OpenAI is receiving allegations of entering a dubious contract with the Department of War (DoW). Fears of the DoW using artificial intelligence on fully autonomous weapons and mass surveillance are circulating online.
Anthropic, the company behind Claude.ai, released a statement regarding their fallout with the DoW. The company was concerned over the use of AI models for “domestic mass surveillance and fully autonomous weapons.” Thus, they did not agree to the DoW’s terms.
DoW Secretary Pete Hegseth deemed Anthropic a supply chain risk through a scathing rant on X. He wrote, “Our position has never wavered and will never waver: the Department of War must have full, unrestricted access to Anthropic’s models for every LAWFUL purpose in defense of the Republic.”

Sam Altman, the CEO of OpenAI, wrote on X, “Tonight, we reached an agreement with the Department of War to deploy our models in their classified network.” Moreover, Altman believes that the agreement offered to his company by the DoW are terms “everyone should be willing to accept.”

He added, “We remain committed to serve all of humanity as best we can.
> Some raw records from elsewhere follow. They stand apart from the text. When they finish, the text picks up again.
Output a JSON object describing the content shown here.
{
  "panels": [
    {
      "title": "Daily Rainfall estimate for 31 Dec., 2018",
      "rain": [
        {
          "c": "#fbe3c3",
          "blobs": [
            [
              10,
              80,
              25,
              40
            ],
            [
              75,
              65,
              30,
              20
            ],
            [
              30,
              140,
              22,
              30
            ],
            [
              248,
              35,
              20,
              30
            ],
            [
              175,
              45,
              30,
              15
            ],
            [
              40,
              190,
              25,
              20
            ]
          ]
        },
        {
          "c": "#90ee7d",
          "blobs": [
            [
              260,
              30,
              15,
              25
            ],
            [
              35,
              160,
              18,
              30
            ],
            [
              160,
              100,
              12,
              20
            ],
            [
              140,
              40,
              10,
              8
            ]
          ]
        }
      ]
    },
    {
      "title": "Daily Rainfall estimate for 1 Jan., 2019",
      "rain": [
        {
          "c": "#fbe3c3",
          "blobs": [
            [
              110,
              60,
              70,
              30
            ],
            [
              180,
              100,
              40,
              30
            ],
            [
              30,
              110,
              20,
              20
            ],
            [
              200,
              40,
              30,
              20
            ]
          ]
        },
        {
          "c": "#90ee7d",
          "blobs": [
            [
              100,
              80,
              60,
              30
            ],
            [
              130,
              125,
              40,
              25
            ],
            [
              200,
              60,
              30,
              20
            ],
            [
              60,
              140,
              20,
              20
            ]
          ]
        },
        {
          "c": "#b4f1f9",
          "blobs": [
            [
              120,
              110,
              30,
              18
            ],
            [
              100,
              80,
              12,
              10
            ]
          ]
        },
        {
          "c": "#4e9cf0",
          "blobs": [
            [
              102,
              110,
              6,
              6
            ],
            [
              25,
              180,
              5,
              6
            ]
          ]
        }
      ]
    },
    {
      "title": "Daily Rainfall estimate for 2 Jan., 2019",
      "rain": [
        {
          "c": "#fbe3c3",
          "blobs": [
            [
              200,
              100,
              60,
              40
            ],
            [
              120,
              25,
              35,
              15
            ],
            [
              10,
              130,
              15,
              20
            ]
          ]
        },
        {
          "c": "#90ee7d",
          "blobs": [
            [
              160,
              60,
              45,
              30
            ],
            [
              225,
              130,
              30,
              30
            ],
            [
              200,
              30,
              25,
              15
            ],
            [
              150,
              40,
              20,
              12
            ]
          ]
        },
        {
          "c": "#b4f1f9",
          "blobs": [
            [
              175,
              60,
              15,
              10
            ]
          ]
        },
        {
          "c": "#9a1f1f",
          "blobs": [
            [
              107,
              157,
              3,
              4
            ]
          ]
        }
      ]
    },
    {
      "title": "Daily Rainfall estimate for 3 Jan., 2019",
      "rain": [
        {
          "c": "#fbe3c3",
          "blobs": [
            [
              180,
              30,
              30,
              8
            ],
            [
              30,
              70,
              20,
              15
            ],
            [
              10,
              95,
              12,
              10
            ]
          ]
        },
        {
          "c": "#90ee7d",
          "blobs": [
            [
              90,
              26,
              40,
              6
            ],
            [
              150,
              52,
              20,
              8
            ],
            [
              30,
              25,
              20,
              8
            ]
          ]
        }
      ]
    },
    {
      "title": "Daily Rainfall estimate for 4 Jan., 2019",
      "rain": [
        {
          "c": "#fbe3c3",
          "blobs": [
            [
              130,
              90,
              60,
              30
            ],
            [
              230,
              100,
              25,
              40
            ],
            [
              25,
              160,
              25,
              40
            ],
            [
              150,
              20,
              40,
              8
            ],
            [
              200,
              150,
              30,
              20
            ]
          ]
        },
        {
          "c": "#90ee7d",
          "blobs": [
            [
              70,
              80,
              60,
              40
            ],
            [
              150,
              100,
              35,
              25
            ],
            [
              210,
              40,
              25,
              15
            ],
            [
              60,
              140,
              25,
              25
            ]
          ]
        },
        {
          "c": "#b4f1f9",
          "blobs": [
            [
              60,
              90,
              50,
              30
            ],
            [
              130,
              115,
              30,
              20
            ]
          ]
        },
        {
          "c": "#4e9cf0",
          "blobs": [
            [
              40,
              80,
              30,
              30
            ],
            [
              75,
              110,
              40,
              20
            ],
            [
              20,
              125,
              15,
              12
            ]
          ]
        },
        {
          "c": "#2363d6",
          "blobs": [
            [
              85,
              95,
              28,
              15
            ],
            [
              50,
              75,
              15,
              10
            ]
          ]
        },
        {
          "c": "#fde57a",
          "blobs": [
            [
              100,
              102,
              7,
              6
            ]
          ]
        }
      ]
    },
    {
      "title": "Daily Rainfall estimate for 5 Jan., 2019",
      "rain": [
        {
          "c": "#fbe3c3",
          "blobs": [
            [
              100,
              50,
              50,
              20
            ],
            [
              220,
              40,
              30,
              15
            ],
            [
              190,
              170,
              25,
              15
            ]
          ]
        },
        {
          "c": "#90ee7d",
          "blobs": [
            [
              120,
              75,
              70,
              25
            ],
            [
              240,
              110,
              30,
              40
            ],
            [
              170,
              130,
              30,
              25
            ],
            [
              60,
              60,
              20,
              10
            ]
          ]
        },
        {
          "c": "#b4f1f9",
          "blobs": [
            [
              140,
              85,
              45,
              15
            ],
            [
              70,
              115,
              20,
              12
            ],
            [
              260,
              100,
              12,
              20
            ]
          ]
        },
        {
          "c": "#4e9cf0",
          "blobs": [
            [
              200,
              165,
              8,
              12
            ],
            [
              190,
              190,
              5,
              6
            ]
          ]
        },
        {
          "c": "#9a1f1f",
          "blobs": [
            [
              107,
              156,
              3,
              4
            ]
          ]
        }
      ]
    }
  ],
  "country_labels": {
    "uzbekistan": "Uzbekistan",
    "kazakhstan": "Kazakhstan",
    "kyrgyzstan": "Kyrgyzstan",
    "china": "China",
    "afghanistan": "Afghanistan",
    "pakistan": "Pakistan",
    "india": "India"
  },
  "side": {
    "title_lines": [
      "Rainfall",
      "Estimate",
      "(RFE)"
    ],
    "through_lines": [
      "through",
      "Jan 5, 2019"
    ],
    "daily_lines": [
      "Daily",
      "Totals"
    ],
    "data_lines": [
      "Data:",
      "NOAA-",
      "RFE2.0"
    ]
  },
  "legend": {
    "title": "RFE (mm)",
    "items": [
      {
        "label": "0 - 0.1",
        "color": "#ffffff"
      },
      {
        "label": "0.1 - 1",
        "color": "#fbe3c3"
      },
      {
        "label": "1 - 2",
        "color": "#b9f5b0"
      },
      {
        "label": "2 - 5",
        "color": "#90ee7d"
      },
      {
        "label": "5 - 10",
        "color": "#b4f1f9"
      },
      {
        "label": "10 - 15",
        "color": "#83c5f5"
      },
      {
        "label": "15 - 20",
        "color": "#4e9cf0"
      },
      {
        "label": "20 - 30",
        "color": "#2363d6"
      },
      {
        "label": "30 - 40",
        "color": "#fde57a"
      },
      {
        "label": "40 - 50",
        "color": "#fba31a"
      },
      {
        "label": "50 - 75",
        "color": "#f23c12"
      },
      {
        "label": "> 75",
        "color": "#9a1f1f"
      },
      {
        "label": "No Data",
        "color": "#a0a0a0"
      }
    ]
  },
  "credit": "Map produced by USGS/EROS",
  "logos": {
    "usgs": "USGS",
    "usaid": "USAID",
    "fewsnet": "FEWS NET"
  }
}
The world is a complicated, messy, and sometimes dangerous place.”
Understanding OpenAI’s agreement with DoW
What’s in the agreement, and why was Anthropic unwilling to accept the terms? This is the fineprint, as posted by the official website of OpenAI.

OpenAI is legally compliant, but do the current laws suffice to mitigate the harm of unrestricted mass surveillance? Even if there are approvals to be made for fully autonomous weapons, who will be doing these checks, and will they be required to sign their names when authorizing actions?
Dario Amodei, CEO of Anthropic, explained why citizen rights may be undermined by AI in an interview with 60 Minutes.
“As we defend ourselves from our autocratic adversaries, we have to do so in ways that defend our democratic values,” Amodei continued and said that he agreed to all use cases in the DoW except two.
“One is domestic mass surveillance. They’re worried that things may become possible with AI that weren’t possible before.” He makes the examples of data collected by private firms and bought en masse by the government. Large-scale data collection is not illegal, but it was not done before, as it was impractical before AI. But with AI, federal agencies like ICE can buy personal data and have the tool to process these datasets with.
“There is an oversight question too. If you have a large army of drones or robots that can operate without any human oversight… That presents concerns, and we need to have a conversation about how that’s overseen, and we haven’t had that conversation yet.”
Amodei believes that the laws have not caught up with AI, and neither has Congress. Although OpenAI and Altman deny that their technology will be used for mass surveillance and autonomous weapons, it’s uncertain if the current interpretations of the law and the Fourth Amendment will suffice as guardrails.